21.12.2016, 10:38 Uhr | Lesezeit: 4 min
Einschränkung der Preisgestaltung durch französisches Wettbewerbsrecht

Hinweis: Interessante weiterführende Informationen zum Thema hat die IT-Recht Kanzlei in ihrem Beitrag "Frankreich E-Commerce (AGB)" veröffentlicht.

In Deutschland ist der Händler grundsätzlich in seiner Preisgestaltung frei, es sei denn seine Preisgestaltung verstößt gegen allgemeines Wettbewerbsrecht z.B. wegen Irreführung des Kunden. Frankreich hat hier traditionell eine andere, eher staatlich gelenkte Wirtschaftsphilosophie, nähert sich aber der Zielvorstellung einer liberalen Wirtschaftsordnung, die die Preisgestaltung dem freien Wettbewerb überlässt, immer mehr an. Es gibt allerdings weiterhin Sondervorschriften zur Preisgestaltung, die in Deutschland in dieser Form nicht vorstellbar sind.

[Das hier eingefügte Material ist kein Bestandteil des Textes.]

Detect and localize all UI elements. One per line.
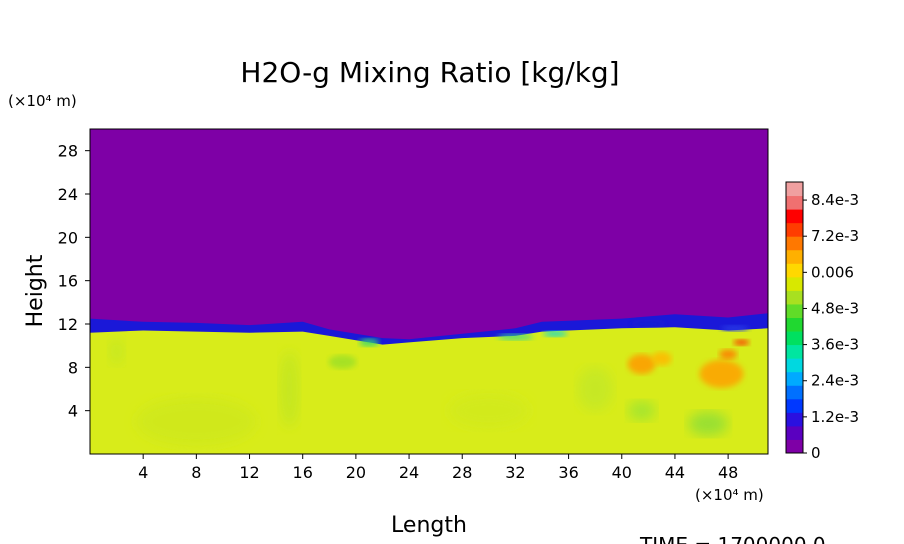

Frage: Welche Regelungen gelten für Schluss- und Ausverkauf?

Während des Schluss- oder Ausverkaufs sind Preisrabatte zulässig. Im Unterschied zu Deutschland ist In Frankreich aber die Preisgestaltung bei Schluss- oder Ausverkauf streng geregelt (L. 310-3 Code de commerce). Schluss- oder Ausverkauf ist nur zweimal im Jahr zu bestimmten Zeiten möglich. Für das Jahr 2016 war der Sommerschlussverkauf für die Zeit vom 22. Juni bis 2. August 2016 festgesetzt (s. hierzu das Gesetz Nr. 2014-626 vom 18. Juni 2014).

Der Verkäufer muss bei Preisrabatten einen realen Vergleichspreis benennen und diesen Preis im Zweifel auch rechtfertigen können. Die für den Schlussverkauf vorgesehene Ware muss bereits 1 Monat vor der Ausverkaufsperiode zum Verkauf angeboten worden sein. Jede Werbung mit gesenkten Preisen wegen Schlussverkauf muss den Beginn der Werbeaktion und die Art der Ware bezeichnen, falls nur ein Teil des Sortiments für den Schlussverkauf angeboten wird. Es ist verboten, den Begriff „soldes (Schlussverkauf) in einem anderen Zusammenhang für allgemeine Rabattaktionen zu nutzen. Während eines Schluss- oder Ausverkaufs darf das Widerrufsrecht des Kunden nicht eingeschränkt werden.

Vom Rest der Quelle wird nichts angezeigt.